It didn’t take long for someone to benefit from charging Andrei Lugovoi for Litvinenko’s murder. The documentary Rebellion: The Litvinenko Case is slated to premiere at the Cannes Film Festival this Saturday. According to the film’s director, Andrei Nekrasov, who is also a friend of Litvinenko, the documentary will “give audiences an insight into the minds of those who killed him.” “It’s for the police and prosecutors where the trail of polonium leads,” he told the Associated Press. “What is important is to understand the motives and the context.”
Nekrasov says that arrangements to have the film premiere at Cannes were decided three weeks ago. For some reasons the festival’s organizers kept the news from the public. I can’t say the reason was political pressure,” Mr. Nekrasov said. “They do this sort of surprise screening sometimes.” Variety states that “the festival got its hands the documentary just days before this year’s event got under way, hence organizers decision to announce it mid fest.”
Well I don’t know if I would call it “political pressure.” It’s more like opportunism. Litvinenko has been out of the news for months and yesterday’s revelation is a perfect opportunity for Cannes to capitalize on. Be sure Rebellion can expect a packed theater. Nekrasov, his co-director Olga Konskaya, and Litvinenko’s widow Marina are expected to attend the screening.
As to what viewers should expect from the film. Nekrasov says that
the film would give audiences an insight into the minds of those who killed him. “It’s for the police and prosecutors where the trail of polonium leads,” he said. “What is important is to understand the motives and the context.”

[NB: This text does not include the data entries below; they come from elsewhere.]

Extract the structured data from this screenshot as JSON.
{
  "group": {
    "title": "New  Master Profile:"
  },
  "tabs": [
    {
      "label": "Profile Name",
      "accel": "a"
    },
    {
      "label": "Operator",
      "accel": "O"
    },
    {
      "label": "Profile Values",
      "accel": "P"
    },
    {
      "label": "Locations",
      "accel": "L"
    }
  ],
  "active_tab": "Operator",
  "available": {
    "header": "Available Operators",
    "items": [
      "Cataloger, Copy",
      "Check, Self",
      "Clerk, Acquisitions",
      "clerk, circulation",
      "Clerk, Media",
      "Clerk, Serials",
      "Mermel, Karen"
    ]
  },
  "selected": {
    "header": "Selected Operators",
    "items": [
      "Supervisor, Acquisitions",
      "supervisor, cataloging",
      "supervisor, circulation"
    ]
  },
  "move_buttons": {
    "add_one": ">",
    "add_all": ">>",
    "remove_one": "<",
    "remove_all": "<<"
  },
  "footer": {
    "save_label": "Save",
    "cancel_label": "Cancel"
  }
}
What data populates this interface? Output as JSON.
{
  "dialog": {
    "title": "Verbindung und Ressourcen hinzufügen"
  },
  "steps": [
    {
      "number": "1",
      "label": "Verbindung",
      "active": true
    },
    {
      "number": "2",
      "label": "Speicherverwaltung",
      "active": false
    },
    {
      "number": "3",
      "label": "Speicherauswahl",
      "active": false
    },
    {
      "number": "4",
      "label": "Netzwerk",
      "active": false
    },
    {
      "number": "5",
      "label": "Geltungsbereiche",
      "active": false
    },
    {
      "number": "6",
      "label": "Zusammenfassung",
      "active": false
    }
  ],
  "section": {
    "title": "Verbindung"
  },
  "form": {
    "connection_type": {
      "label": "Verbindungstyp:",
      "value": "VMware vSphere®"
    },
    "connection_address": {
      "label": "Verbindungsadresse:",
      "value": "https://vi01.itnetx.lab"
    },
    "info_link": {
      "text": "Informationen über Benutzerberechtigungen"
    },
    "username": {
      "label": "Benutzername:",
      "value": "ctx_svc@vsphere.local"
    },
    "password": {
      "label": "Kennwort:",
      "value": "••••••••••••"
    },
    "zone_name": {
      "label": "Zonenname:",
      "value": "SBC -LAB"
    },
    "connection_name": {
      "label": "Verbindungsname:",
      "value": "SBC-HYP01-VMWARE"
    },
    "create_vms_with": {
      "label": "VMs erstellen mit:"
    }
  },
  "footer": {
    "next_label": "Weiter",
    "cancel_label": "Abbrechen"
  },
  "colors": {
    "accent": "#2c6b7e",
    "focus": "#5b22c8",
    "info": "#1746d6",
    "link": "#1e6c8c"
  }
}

The film draws on footage of Mr. Litvinenko shot over four years, as well as interviews with his widow, Marina, and others. “I’m not treating him uncritically,” Mr. Nekrasov said. “You know, I think people will be walking out with a very clear idea where my personal sympathies are, but I am trying to be objective — but also emotional. I wanted to make a documentary which goes beyond information, and which looks deeper into people’s motives — without which we will never understand why he was killed.”
It should come as no surprise that the film implicates Putin in Litvinenko’s murder. I guess that means more shots of Litvinenko as cancer kid. Damn.

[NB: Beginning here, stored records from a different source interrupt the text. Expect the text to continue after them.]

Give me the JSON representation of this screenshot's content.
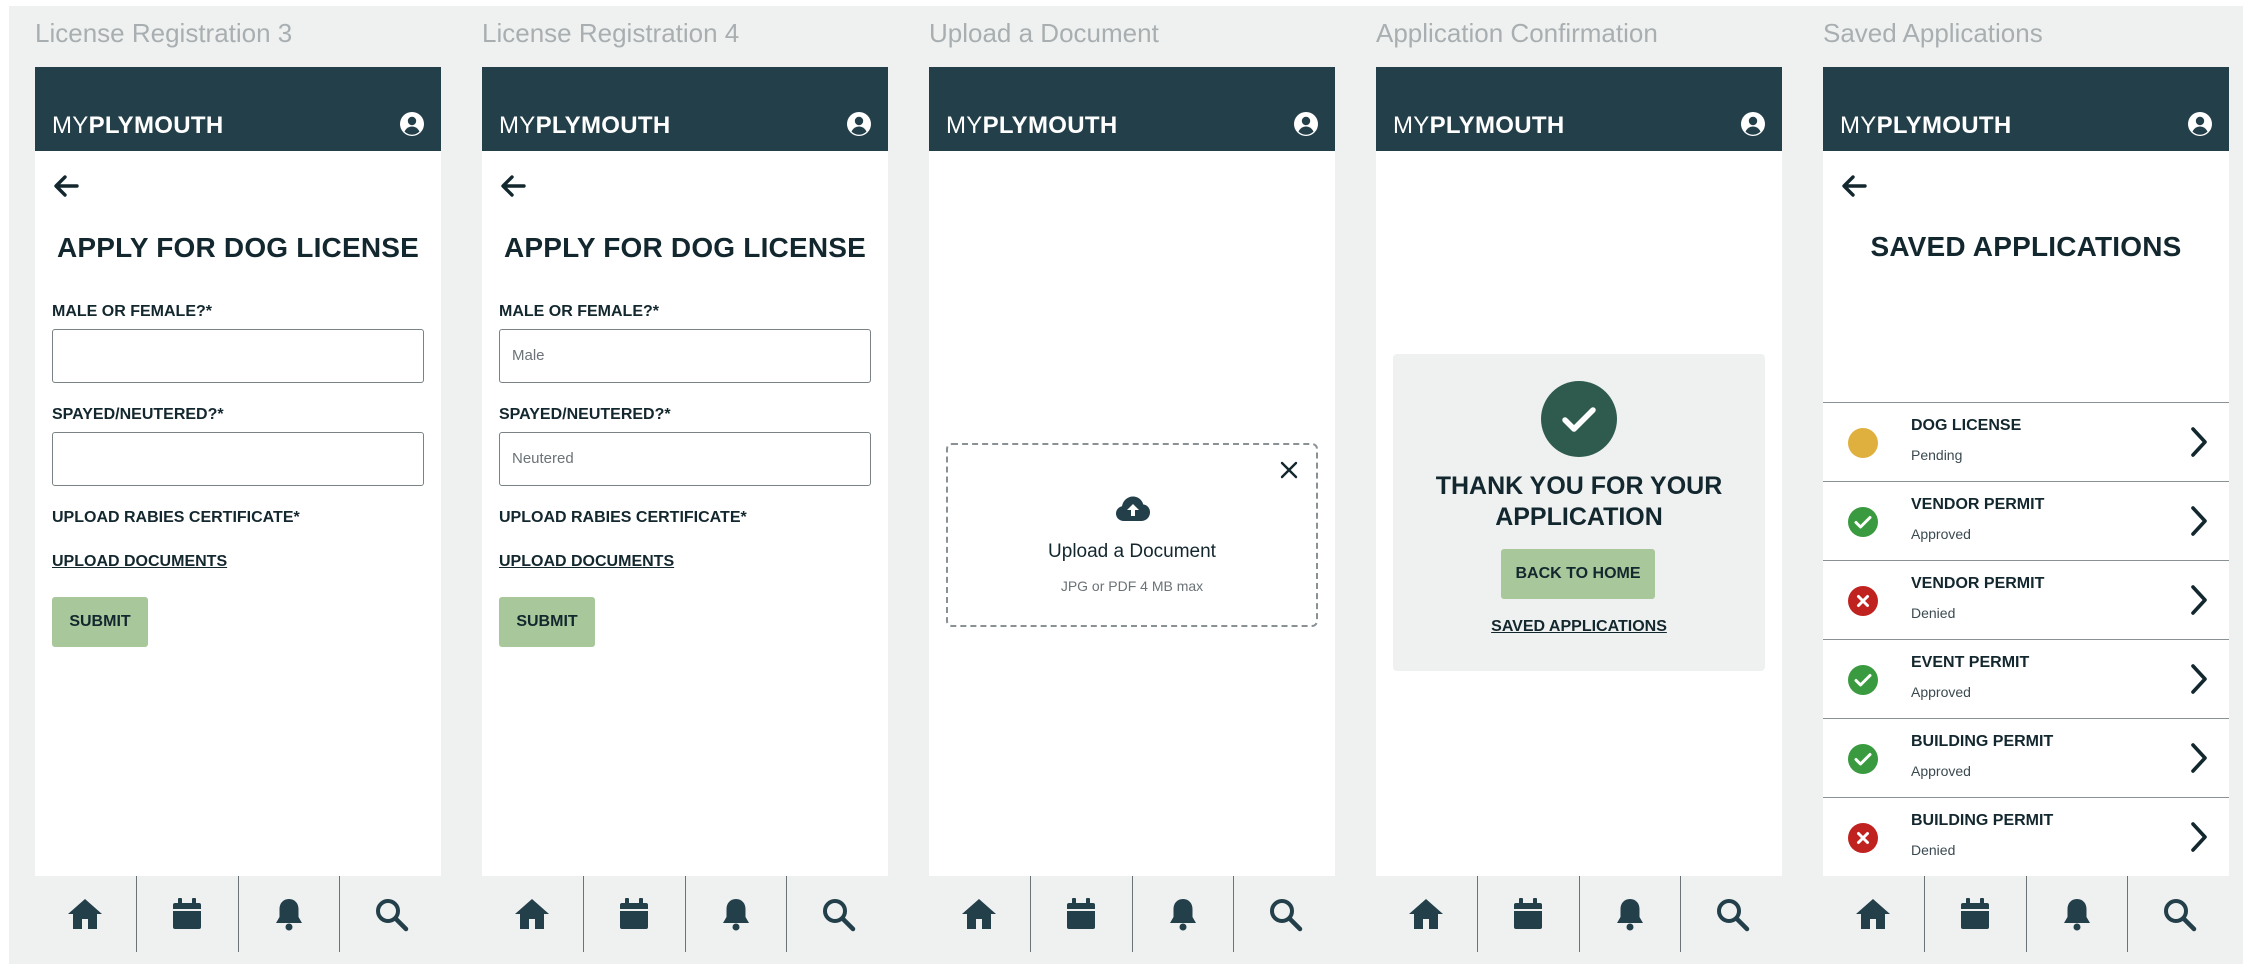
{
  "colors": {
    "header": "#233f4a",
    "accent_green": "#a8c79a",
    "approved": "#3a9a3f",
    "denied": "#c0231f",
    "pending": "#e0b03e",
    "canvas": "#eff1f1"
  },
  "brand": {
    "light": "MY",
    "bold": "PLYMOUTH"
  },
  "nav_icons": [
    "home-icon",
    "calendar-icon",
    "bell-icon",
    "search-icon"
  ],
  "frames": [
    {
      "title": "License Registration 3",
      "screen_title": "APPLY FOR DOG LICENSE",
      "sex_label": "MALE OR FEMALE?*",
      "sex_value": "",
      "spay_label": "SPAYED/NEUTERED?*",
      "spay_value": "",
      "rabies_label": "UPLOAD RABIES CERTIFICATE*",
      "upload_link": "UPLOAD DOCUMENTS",
      "submit": "SUBMIT"
    },
    {
      "title": "License Registration 4",
      "screen_title": "APPLY FOR DOG LICENSE",
      "sex_label": "MALE OR FEMALE?*",
      "sex_value": "Male",
      "spay_label": "SPAYED/NEUTERED?*",
      "spay_value": "Neutered",
      "rabies_label": "UPLOAD RABIES CERTIFICATE*",
      "upload_link": "UPLOAD DOCUMENTS",
      "submit": "SUBMIT"
    },
    {
      "title": "Upload a Document",
      "upload_text": "Upload a Document",
      "upload_hint": "JPG or PDF 4 MB max",
      "close": "X"
    },
    {
      "title": "Application Confirmation",
      "thanks_line1": "THANK YOU FOR YOUR",
      "thanks_line2": "APPLICATION",
      "back_home": "BACK TO HOME",
      "saved_link": "SAVED APPLICATIONS"
    },
    {
      "title": "Saved Applications",
      "screen_title": "SAVED APPLICATIONS",
      "applications": [
        {
          "name": "DOG LICENSE",
          "status": "Pending",
          "state": "pending"
        },
        {
          "name": "VENDOR PERMIT",
          "status": "Approved",
          "state": "approved"
        },
        {
          "name": "VENDOR PERMIT",
          "status": "Denied",
          "state": "denied"
        },
        {
          "name": "EVENT PERMIT",
          "status": "Approved",
          "state": "approved"
        },
        {
          "name": "BUILDING PERMIT",
          "status": "Approved",
          "state": "approved"
        },
        {
          "name": "BUILDING PERMIT",
          "status": "Denied",
          "state": "denied"
        }
      ]
    }
  ]
}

In other Litvinenko news, oligarch-in-exile, Boris Berezovsky went on the BBC and pointed his finger, yet again, at Putin.

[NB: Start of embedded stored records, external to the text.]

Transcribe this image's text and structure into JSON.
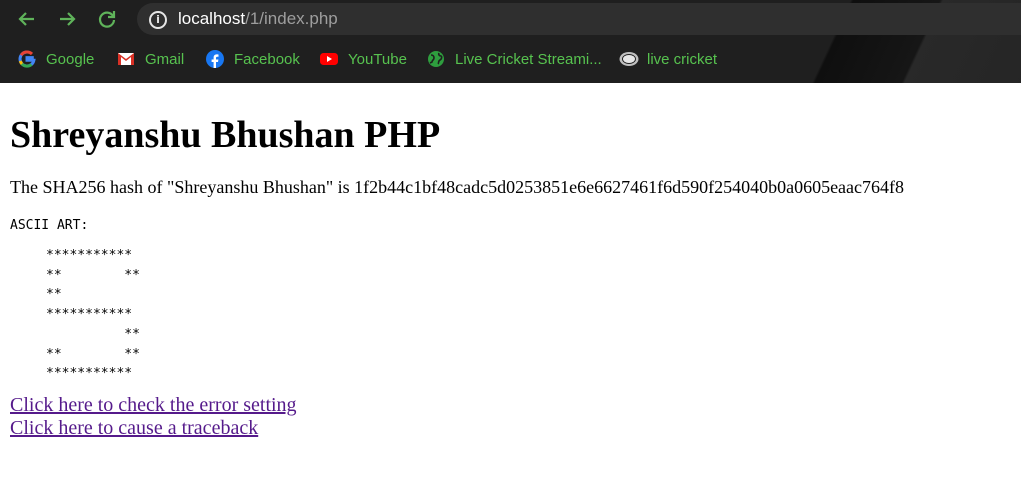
{
  "browser": {
    "url_host": "localhost",
    "url_path": "/1/index.php",
    "bookmarks": [
      {
        "label": "Google",
        "icon": "google-icon"
      },
      {
        "label": "Gmail",
        "icon": "gmail-icon"
      },
      {
        "label": "Facebook",
        "icon": "facebook-icon"
      },
      {
        "label": "YouTube",
        "icon": "youtube-icon"
      },
      {
        "label": "Live Cricket Streami...",
        "icon": "globe-icon"
      },
      {
        "label": "live cricket",
        "icon": "fox-icon"
      }
    ],
    "accent_color": "#57c24f"
  },
  "page": {
    "title": "Shreyanshu Bhushan PHP",
    "hash_text": "The SHA256 hash of \"Shreyanshu Bhushan\" is 1f2b44c1bf48cadc5d0253851e6e6627461f6d590f254040b0a0605eaac764f8",
    "ascii_label": "ASCII ART:",
    "ascii_art": "***********\n**        **\n**\n***********\n          **\n**        **\n***********",
    "links": {
      "error_setting": "Click here to check the error setting",
      "traceback": "Click here to cause a traceback"
    },
    "link_color": "#551a8b"
  }
}
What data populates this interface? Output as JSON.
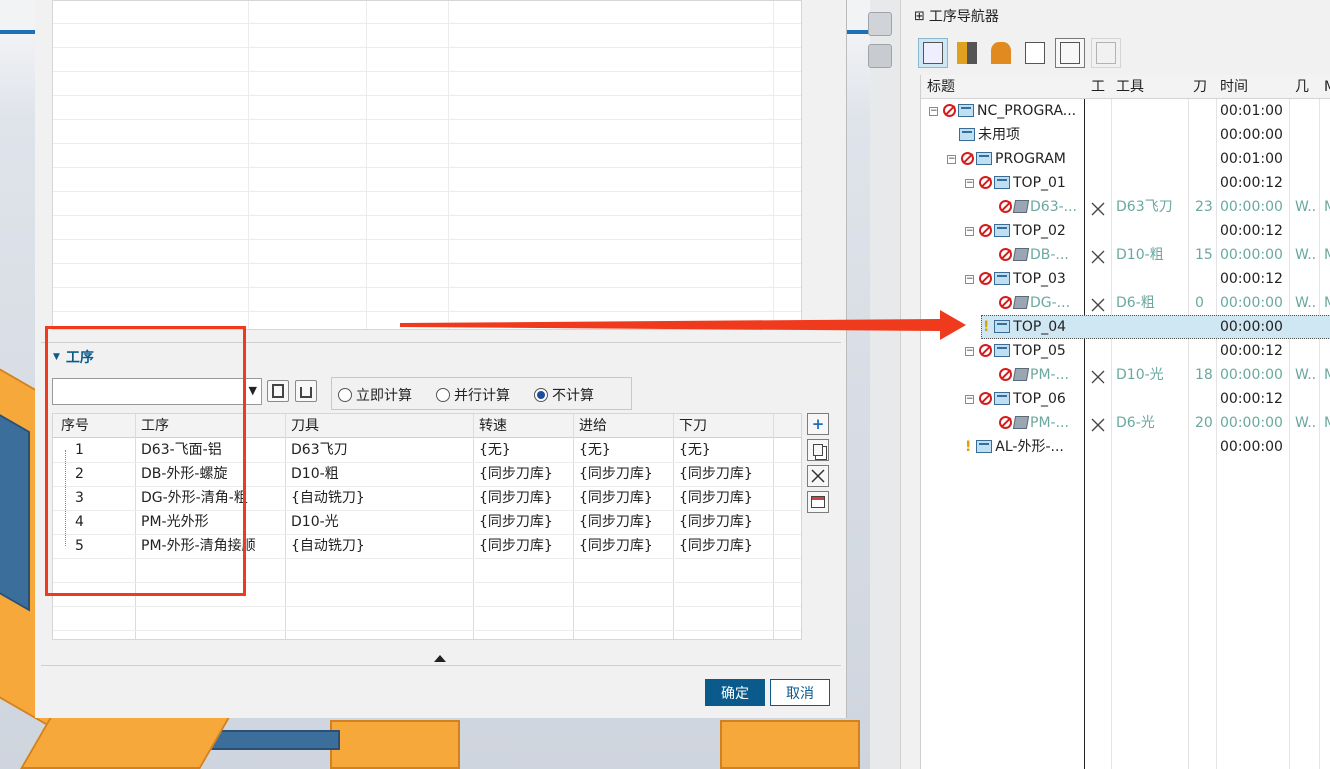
{
  "dialog": {
    "section_title": "工序",
    "radios": [
      {
        "label": "立即计算",
        "checked": false
      },
      {
        "label": "并行计算",
        "checked": false
      },
      {
        "label": "不计算",
        "checked": true
      }
    ],
    "table": {
      "headers": [
        "序号",
        "工序",
        "刀具",
        "转速",
        "进给",
        "下刀"
      ],
      "rows": [
        [
          "1",
          "D63-飞面-铝",
          "D63飞刀",
          "{无}",
          "{无}",
          "{无}"
        ],
        [
          "2",
          "DB-外形-螺旋",
          "D10-粗",
          "{同步刀库}",
          "{同步刀库}",
          "{同步刀库}"
        ],
        [
          "3",
          "DG-外形-清角-粗",
          "{自动铣刀}",
          "{同步刀库}",
          "{同步刀库}",
          "{同步刀库}"
        ],
        [
          "4",
          "PM-光外形",
          "D10-光",
          "{同步刀库}",
          "{同步刀库}",
          "{同步刀库}"
        ],
        [
          "5",
          "PM-外形-清角接顺",
          "{自动铣刀}",
          "{同步刀库}",
          "{同步刀库}",
          "{同步刀库}"
        ]
      ]
    },
    "side_buttons": [
      "+"
    ],
    "ok_label": "确定",
    "cancel_label": "取消"
  },
  "navigator": {
    "title": "工序导航器",
    "columns": [
      "标题",
      "工",
      "工具",
      "刀",
      "时间",
      "几",
      "M"
    ],
    "rows": [
      {
        "title": "NC_PROGRA...",
        "time": "00:01:00"
      },
      {
        "title": "未用项",
        "time": "00:00:00"
      },
      {
        "title": "PROGRAM",
        "time": "00:01:00"
      },
      {
        "title": "TOP_01",
        "time": "00:00:12"
      },
      {
        "title": "D63-...",
        "tool": "D63飞刀",
        "num": "23",
        "time": "00:00:00",
        "geo": "W..",
        "m": "M"
      },
      {
        "title": "TOP_02",
        "time": "00:00:12"
      },
      {
        "title": "DB-...",
        "tool": "D10-粗",
        "num": "15",
        "time": "00:00:00",
        "geo": "W..",
        "m": "M"
      },
      {
        "title": "TOP_03",
        "time": "00:00:12"
      },
      {
        "title": "DG-...",
        "tool": "D6-粗",
        "num": "0",
        "time": "00:00:00",
        "geo": "W..",
        "m": "M"
      },
      {
        "title": "TOP_04",
        "time": "00:00:00"
      },
      {
        "title": "TOP_05",
        "time": "00:00:12"
      },
      {
        "title": "PM-...",
        "tool": "D10-光",
        "num": "18",
        "time": "00:00:00",
        "geo": "W..",
        "m": "M"
      },
      {
        "title": "TOP_06",
        "time": "00:00:12"
      },
      {
        "title": "PM-...",
        "tool": "D6-光",
        "num": "20",
        "time": "00:00:00",
        "geo": "W..",
        "m": "M"
      },
      {
        "title": "AL-外形-...",
        "time": "00:00:00"
      }
    ]
  },
  "colors": {
    "accent": "#0b5a8c",
    "annotation": "#f03a1e",
    "selected_row": "#cfe7f2"
  }
}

“It is impossible to produce polonium without state support and impossible to transport polonium … without state support,” he said.
“It can’t have happened without his (Putin’s) personal involvement and that’s exactly what Alexander (Litvinenko) told me in the hospital.”
‘Because of that, Lugovoy will never be extradited to London, and on the other hand I think Lugovoy’s life is in danger, because it is an absolutely typical KGB way to solve the problem, to kill the witness of the crime,’ said Berezovsky, who gave the interview during a visit to Israel.
For some reason this song sounds familiar. Anyway, it just might be possible to obtain and transport polonium without state support when you have the personal income of a small state. I’m surprised the British just don’t hand Berezovsky to the Russians just so he will shut up.